Mas a edição portuguesa peca pela falta de ambição, toma-nos a nós, leitores, como preguiçosos e avaros, por achar que não compraríamos um livro com muitas páginas. A culpa não é do conteúdo, mas da opção por não publicar as notas de rodapé e a bibliografia. A ligação que consta no livro leva-nos a um pdf de 34 páginas que são as primeiras páginas do livro impresso. Quando me queixei à editora, mandaram-me um ficheiro com as notas, um índice remissivo muito útil e a bibliografia. Para consultar as notas ao mesmo tempo que lia, até porque se fica com curiosidade para perceber a partir de que originais se chegou àquela conclusão e qual foi o raciocínio do autor, seria necessário ter o computador ou um telemóvel à mão.
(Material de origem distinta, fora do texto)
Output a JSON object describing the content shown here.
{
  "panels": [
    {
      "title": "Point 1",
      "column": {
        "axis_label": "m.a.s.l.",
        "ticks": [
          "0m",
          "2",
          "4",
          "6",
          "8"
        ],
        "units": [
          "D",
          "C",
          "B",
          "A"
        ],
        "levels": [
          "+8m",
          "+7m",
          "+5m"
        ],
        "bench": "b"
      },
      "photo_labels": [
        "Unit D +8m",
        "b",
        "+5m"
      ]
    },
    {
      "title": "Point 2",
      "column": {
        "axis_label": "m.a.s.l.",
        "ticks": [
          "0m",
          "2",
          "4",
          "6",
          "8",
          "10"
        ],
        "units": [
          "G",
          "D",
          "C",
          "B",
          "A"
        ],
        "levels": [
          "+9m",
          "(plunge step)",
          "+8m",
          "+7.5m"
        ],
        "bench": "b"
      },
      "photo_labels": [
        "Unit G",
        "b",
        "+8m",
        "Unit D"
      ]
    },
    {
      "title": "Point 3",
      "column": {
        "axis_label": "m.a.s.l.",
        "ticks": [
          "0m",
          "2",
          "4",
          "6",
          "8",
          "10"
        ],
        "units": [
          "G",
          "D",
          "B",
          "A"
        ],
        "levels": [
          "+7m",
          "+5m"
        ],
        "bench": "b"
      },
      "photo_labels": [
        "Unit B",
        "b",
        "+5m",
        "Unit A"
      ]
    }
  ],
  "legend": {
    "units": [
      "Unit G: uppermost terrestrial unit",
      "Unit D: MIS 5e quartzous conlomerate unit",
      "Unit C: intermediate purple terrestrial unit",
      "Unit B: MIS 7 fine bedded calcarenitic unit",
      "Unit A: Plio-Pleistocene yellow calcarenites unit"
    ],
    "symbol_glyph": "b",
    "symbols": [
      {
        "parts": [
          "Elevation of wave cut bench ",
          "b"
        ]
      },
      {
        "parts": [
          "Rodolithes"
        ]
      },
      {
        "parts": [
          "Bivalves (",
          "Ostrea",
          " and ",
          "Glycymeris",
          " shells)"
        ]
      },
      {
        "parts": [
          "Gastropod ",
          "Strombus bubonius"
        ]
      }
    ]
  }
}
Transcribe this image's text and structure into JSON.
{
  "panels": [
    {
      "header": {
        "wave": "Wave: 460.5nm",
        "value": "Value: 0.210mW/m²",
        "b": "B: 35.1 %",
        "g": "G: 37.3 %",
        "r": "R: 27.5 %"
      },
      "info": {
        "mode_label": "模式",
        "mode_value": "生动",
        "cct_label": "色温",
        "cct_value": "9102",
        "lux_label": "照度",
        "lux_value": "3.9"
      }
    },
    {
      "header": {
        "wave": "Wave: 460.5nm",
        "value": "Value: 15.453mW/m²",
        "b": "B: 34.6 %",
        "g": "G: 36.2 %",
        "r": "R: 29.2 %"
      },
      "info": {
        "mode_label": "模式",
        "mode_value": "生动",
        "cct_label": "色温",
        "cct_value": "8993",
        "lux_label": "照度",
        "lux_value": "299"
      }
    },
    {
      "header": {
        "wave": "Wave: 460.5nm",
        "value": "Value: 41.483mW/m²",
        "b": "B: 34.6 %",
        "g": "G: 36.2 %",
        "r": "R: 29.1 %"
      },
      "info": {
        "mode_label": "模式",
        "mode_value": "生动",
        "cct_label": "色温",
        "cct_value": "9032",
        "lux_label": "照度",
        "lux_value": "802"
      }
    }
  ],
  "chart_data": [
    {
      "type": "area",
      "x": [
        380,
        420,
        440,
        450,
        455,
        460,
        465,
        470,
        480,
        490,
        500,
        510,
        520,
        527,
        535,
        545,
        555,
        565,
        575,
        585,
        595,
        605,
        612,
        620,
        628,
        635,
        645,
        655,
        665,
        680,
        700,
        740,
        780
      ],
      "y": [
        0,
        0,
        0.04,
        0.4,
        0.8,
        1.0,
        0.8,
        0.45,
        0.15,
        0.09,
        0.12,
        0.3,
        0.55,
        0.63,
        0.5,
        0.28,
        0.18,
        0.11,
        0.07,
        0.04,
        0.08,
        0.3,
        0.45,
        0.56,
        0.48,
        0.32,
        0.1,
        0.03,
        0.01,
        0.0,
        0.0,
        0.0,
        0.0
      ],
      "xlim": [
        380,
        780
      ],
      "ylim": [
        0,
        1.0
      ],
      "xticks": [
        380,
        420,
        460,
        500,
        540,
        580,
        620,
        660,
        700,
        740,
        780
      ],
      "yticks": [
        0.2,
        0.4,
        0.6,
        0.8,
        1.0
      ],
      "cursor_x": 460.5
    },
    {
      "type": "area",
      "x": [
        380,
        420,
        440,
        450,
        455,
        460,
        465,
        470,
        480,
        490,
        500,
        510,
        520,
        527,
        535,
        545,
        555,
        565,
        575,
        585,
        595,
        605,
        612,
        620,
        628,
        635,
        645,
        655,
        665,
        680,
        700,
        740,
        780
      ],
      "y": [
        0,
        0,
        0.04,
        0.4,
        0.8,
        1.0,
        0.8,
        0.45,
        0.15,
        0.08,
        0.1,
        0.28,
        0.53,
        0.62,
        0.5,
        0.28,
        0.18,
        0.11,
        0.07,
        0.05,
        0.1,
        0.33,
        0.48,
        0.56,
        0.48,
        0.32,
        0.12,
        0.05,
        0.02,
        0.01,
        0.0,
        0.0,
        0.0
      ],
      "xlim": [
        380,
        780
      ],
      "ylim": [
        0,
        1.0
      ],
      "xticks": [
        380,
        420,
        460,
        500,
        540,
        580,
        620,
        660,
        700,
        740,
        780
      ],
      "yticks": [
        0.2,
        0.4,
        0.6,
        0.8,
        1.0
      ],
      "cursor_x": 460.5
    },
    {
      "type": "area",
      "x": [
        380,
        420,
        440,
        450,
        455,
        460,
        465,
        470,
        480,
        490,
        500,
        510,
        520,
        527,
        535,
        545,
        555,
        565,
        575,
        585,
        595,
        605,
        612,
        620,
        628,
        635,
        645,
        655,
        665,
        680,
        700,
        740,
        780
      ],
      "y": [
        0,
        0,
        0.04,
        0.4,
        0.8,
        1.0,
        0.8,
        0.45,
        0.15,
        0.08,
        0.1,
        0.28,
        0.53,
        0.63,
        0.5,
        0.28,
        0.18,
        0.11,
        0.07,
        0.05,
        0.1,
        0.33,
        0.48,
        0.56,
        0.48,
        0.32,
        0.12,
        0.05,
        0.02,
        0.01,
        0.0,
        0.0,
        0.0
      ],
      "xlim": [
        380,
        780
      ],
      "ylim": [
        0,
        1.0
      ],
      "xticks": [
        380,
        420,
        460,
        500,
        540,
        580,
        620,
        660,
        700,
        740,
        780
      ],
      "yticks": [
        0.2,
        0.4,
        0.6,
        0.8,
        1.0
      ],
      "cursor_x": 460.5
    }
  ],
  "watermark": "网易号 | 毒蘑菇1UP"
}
É absurdo. Não me importo de pagar mais uns euros pelas 74 páginas em falta. Se calhar é uma forma de nos fazerem comprar duas edições, quando na segunda colocarem estas 74 páginas.
Não há notas, portanto. Pensam os editores que só os especialistas lêem as notas, aliás essenciais à crítica da obra. Mas a edição original brasileira tem-nas, mas valia ter comprado essa, mesmo que a ortografia fosse diferente, pois a versão original é de facto a melhor. O facto de não se respeitar o acordo ortográfico (aleluia) só prova como o dito não uniu nada, só desuniu, e não impede que continuem a existir versões portuguesa e brasileira do mesmo livro escrito originalmente em português. Não me importava de ler em português com ortografia do Brasil, podiam tê-la mantido, as línguas são assim, variadas e vivas.
É uma pena, pois o conteúdo é soberbo; nesta nota, que já vai extensa, só me queixo da forma. É injusto para o autor e para a obra.